RL Package Foundation Design¶
Date: 2026-03-09
Goal¶
Define the long-term foundation for a Python RL package that can eventually stand beside mature projects such as Stable-Baselines3, RL Baselines3 Zoo, CleanRL, Tianshou, Sample Factory, and RLlib.
Implementation-facing contracts:
docs/plans/2026-03-09-rl-package-module-contracts.md
The intent of this document is not to optimize the first algorithm implementation. The intent is to decide the architectural ground rules that keep the package coherent as it grows from:
- a first PPO implementation
- to a small algorithm library
- to a robust training product
- to a higher-throughput runtime when needed
Design Question¶
What should we align with from mature RL packages, and what should we refuse to copy too early?
Recommendation¶
Build the package around four layers:
- Core algorithm layer inspired by Stable-Baselines3.
- Training runtime layer inspired by Tianshou.
- Experiment and product layer inspired by RL Baselines3 Zoo.
- Reference implementation layer inspired by CleanRL.
Keep a clear growth path toward:
- Sample Factory for asynchronous high-throughput execution
- RLlib for learner/module separation and distributed platform concerns
This gives a package that is stable enough for users, readable enough for research, and still capable of evolving into a larger system later.
Option Space¶
Option A: SB3-style monolithic algorithm library¶
Summary:
- Put most functionality inside algorithm classes and shared utilities.
- Keep a simple public API such as
PPO(...).learn(...). - Treat training scripts and experiment tooling as secondary.
Pros:
- Fastest path to a usable package.
- Easy to explain to users.
- Stable public API.
Cons:
- Runtime orchestration tends to leak into algorithms over time.
- Research iteration becomes harder when everything is optimized for library stability.
- Experiment logic may end up duplicated in scripts.
Verdict:
- Good influence for the public API and algorithm lifecycle.
- Not enough on its own as the package foundation.
Option B: Tianshou-style modular runtime plus Zoo-style experiment layer¶
Summary:
- Keep
Policy,Algorithm,Collector,Buffer,Trainer, andEnvWorkerseparate. - Add a product-facing layer for config, runs, checkpoints, evaluation, and CLI.
- Preserve simple reference scripts outside the reusable core.
Pros:
- Clean separation of responsibilities.
- Better extensibility across on-policy and off-policy algorithms.
- Easier to evolve without rewriting the package.
Cons:
- Requires discipline in interface design.
- More upfront design work than a single-script start.
Verdict:
- Best overall foundation.
- Recommended.
Option C: Throughput-first runtime based on Sample Factory or RLlib patterns¶
Summary:
- Optimize early for async sampling, learners, shared memory, distributed actors, and advanced orchestration.
Pros:
- Strong long-term ceiling.
- Useful for large-scale training workloads.
Cons:
- High complexity before the package proves its first training path.
- Easy to overbuild and underdeliver.
- Harder to keep the code readable.
Verdict:
- Correct for later phases.
- Wrong starting point for this repository.
Architecture Principles¶
1. Separate the package into product layers, not just folders¶
The package should not grow as a loose collection of utilities.
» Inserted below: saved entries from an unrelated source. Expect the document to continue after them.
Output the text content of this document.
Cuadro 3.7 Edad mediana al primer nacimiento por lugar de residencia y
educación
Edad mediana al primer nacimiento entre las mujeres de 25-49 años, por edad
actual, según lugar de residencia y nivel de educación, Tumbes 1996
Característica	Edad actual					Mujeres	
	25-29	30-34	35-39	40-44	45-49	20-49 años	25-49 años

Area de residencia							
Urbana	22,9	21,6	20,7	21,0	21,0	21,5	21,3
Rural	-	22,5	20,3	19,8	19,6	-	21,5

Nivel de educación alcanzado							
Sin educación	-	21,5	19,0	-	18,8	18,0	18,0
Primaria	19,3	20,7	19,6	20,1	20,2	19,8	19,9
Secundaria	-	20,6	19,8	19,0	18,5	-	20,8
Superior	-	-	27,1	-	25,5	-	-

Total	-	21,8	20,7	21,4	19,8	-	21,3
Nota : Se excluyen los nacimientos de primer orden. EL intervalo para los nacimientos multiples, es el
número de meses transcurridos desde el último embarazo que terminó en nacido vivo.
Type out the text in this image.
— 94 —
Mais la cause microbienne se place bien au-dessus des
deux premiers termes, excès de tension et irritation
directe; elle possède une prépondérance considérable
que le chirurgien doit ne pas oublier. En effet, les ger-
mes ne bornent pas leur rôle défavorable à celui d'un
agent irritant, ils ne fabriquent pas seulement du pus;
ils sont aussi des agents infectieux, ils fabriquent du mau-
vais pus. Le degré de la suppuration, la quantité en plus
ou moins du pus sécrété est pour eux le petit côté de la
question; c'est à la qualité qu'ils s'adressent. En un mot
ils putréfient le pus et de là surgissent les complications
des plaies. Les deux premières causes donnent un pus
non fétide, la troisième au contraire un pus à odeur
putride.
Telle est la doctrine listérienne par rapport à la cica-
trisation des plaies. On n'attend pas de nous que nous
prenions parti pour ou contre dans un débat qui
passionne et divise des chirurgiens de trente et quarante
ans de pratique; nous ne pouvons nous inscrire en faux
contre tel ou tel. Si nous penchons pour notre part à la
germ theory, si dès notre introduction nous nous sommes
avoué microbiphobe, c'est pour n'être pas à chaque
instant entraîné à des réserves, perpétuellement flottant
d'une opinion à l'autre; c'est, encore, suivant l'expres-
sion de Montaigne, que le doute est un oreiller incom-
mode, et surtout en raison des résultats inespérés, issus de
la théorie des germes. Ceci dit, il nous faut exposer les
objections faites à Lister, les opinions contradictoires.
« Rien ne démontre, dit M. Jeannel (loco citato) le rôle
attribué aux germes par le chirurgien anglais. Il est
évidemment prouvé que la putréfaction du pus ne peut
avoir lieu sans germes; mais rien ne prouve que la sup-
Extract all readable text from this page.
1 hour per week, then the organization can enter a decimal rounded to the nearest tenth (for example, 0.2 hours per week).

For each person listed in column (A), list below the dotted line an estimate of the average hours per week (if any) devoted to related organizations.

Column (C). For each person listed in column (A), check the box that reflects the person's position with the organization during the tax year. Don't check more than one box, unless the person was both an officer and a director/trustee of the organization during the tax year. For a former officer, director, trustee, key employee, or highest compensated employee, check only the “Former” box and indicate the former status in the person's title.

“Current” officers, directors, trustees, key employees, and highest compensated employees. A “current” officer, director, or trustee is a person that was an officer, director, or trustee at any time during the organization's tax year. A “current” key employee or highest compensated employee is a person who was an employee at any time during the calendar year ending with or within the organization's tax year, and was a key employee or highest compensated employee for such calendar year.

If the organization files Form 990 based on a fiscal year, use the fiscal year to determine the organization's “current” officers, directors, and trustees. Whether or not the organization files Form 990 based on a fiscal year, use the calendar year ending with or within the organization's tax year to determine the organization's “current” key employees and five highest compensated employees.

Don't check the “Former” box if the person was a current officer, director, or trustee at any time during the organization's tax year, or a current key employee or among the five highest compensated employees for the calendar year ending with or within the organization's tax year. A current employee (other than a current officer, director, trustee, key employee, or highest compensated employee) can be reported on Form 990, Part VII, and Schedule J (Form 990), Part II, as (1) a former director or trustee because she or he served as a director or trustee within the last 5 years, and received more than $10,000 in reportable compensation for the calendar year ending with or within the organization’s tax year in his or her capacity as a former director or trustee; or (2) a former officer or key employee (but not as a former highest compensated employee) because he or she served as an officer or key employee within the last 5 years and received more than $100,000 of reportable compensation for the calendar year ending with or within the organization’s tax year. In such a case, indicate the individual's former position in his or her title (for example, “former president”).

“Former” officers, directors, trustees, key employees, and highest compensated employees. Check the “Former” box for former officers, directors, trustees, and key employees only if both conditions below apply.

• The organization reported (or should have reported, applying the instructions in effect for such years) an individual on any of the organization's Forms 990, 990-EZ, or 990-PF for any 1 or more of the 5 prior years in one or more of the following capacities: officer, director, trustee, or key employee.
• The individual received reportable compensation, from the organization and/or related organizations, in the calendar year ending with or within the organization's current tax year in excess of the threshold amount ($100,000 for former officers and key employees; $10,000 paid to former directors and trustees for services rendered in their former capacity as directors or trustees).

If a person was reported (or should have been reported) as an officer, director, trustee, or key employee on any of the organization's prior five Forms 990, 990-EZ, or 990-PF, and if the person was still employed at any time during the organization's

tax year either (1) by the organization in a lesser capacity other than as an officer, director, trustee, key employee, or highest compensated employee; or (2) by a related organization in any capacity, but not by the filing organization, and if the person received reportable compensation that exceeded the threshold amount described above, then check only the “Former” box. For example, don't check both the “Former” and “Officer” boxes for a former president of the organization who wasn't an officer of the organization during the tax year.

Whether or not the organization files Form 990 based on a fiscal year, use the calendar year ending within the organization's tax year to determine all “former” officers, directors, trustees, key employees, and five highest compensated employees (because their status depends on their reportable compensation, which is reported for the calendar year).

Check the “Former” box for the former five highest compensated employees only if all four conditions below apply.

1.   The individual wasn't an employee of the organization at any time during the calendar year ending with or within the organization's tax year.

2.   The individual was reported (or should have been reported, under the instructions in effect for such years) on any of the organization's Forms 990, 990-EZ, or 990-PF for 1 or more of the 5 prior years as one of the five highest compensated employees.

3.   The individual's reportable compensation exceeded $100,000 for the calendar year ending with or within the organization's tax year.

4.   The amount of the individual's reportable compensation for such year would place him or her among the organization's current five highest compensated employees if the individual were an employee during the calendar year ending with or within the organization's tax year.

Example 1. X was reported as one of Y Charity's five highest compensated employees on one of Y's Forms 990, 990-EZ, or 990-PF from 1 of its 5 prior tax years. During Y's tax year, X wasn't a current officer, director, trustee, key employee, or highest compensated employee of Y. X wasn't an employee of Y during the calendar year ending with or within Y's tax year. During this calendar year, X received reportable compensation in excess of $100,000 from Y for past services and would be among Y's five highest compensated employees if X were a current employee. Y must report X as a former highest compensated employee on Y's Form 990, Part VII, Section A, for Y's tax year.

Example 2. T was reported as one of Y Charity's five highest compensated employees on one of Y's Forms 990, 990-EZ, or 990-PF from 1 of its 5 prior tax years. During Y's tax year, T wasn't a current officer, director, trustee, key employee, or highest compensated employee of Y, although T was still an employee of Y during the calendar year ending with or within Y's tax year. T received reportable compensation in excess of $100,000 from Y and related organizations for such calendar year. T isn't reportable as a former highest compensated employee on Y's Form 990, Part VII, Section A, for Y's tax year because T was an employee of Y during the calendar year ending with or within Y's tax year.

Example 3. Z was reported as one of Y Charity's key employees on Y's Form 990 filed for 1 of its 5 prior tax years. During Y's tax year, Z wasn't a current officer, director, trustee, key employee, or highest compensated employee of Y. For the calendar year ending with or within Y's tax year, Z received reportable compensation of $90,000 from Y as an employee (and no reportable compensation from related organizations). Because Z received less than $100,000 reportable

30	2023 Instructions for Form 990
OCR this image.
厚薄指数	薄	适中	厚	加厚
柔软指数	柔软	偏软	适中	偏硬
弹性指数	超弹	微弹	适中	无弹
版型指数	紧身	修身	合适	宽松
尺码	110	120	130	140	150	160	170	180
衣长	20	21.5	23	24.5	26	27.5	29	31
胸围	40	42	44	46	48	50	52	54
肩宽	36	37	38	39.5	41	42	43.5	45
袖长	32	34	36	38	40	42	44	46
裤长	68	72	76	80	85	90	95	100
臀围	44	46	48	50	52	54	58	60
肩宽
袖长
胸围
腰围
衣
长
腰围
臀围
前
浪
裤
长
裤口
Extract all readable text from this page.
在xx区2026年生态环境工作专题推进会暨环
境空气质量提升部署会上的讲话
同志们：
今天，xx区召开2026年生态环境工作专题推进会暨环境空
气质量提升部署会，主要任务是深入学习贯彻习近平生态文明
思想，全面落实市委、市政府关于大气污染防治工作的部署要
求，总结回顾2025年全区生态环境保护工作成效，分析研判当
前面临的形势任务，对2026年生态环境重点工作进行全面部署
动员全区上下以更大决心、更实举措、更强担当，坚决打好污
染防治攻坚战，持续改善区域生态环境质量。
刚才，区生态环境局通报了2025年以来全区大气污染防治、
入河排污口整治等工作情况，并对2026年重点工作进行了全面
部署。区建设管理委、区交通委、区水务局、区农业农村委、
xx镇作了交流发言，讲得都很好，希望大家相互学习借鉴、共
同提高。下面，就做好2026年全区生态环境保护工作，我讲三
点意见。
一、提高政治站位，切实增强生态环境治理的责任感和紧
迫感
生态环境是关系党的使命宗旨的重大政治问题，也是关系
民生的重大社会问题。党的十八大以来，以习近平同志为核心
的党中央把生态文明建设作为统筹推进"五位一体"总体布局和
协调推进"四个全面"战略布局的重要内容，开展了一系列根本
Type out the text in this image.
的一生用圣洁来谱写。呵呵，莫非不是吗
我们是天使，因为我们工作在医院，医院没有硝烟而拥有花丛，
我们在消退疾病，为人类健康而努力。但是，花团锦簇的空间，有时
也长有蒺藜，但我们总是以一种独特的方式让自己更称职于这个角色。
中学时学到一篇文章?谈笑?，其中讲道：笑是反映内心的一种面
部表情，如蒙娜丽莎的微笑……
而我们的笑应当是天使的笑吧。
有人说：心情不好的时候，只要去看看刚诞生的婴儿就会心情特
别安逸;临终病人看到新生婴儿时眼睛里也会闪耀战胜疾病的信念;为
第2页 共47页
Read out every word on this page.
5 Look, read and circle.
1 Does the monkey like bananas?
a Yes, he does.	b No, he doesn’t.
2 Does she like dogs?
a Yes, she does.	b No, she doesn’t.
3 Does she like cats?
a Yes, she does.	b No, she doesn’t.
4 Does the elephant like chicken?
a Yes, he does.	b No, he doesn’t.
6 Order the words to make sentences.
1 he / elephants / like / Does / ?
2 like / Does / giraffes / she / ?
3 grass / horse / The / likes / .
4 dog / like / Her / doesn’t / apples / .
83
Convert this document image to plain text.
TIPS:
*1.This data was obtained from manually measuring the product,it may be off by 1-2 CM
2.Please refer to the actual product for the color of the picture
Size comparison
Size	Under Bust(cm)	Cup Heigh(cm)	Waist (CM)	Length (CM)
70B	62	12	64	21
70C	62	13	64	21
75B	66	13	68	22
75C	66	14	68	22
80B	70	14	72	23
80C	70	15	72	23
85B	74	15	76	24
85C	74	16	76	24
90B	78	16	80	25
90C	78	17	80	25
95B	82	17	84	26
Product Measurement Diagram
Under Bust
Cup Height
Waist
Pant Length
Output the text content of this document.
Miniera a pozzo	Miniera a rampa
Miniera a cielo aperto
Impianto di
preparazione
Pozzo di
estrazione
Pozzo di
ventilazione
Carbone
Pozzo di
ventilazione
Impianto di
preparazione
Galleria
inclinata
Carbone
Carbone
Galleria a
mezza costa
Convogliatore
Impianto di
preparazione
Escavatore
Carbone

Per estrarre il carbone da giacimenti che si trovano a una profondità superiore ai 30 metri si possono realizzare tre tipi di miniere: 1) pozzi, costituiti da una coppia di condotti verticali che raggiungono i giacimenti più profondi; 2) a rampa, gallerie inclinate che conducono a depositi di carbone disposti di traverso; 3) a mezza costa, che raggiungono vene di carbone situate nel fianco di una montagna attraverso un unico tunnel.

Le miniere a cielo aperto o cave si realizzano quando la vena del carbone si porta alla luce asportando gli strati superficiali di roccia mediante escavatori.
Each layer needs a distinct contract:
- public API layer: what users import or call
- runtime layer: how experience is collected and training is orchestrated
- algorithm layer: how networks are updated
- experiment layer: how runs are configured, stored, resumed, and evaluated
- reference layer: readable end-to-end scripts for learning and debugging
2. Keep the training runtime outside the algorithm math¶
The biggest mistake to avoid is embedding rollout orchestration, evaluation cadence, checkpoint policy, and run directory logic inside every algorithm. Mature projects do not do this well by accident:
- SB3 centralizes algorithm lifecycle in shared base classes.
- Tianshou centralizes runtime responsibilities in collector, trainer, buffer, and env abstractions.
- RL Zoo centralizes experiment management outside the algorithm core.
This package should follow the same separation from day one.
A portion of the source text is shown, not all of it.